In the Bank of England’s latest quarterly inflation forecast Carney said the UK economy seemed to be recovering faster than expected.
Speaking at a press conference earlier today Carney said: "For the first time in a long time you don't have to be an optimist to see the glass is half full. The recovery has finally taken hold.
"The MPC's intention is to maintain the exceptionally stimulative stance of monetary policy until there has been a substantial reduction in the degree of economic slack."
Commentators believe a rise may come sooner than anticipated but do not see it happening next year.
Mark Harris, chief executive of mortgage broker SPF Private Clients, said that rise could come as early as next year.
He said: “Better-than-expected unemployment and growth figures have forced the Bank of England into an early review of its forecasts.

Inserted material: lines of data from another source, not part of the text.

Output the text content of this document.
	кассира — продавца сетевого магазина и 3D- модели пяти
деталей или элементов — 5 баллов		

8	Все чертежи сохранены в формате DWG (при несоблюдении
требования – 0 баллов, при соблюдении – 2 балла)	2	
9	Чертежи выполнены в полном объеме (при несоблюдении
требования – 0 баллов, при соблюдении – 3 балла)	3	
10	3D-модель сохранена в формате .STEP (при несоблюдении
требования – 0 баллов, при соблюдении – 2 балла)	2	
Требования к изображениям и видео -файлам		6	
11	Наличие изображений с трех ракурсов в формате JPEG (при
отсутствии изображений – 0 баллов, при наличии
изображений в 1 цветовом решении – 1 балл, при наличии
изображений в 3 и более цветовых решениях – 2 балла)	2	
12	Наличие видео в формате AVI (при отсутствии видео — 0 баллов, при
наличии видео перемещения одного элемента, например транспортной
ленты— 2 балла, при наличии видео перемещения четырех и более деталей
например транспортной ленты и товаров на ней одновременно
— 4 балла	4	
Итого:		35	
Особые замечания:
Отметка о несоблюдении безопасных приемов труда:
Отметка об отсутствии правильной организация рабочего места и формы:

“There is now growing panic that interest rates might actually rise next year, rather than 2016 as the governor's Forward Guidance previously indicated.
“But with inflation falling close to its 2% target and the economy still in recovery mode, it is unlikely that the Bank will risk hiking interest rates too soon.
“Even if targets are met, there will still be good reasons to keep interest rates at 0.5%. We still believe the first rate rise may not be until 2016.”
Azad Zangana, European economist at Schroders, agreed that the rate will most likely rise in 2016 but revised his earlier prediction of when the increase will come.
He said: "Given the update in views and analysis from the November inflation report, the Bank of England appears to be turning more hawkish, although it also continues its non-committal stance to its 7% unemployment rate threshold.
“On balance, this leads us to bring forward our forecast for the first interest rate rise from the end of 2016, to the start of 2016, but we are not confident enough in the sustainability of the recovery to forecast tightening monetary policy in 2015, especially due to the poor productivity growth seen.”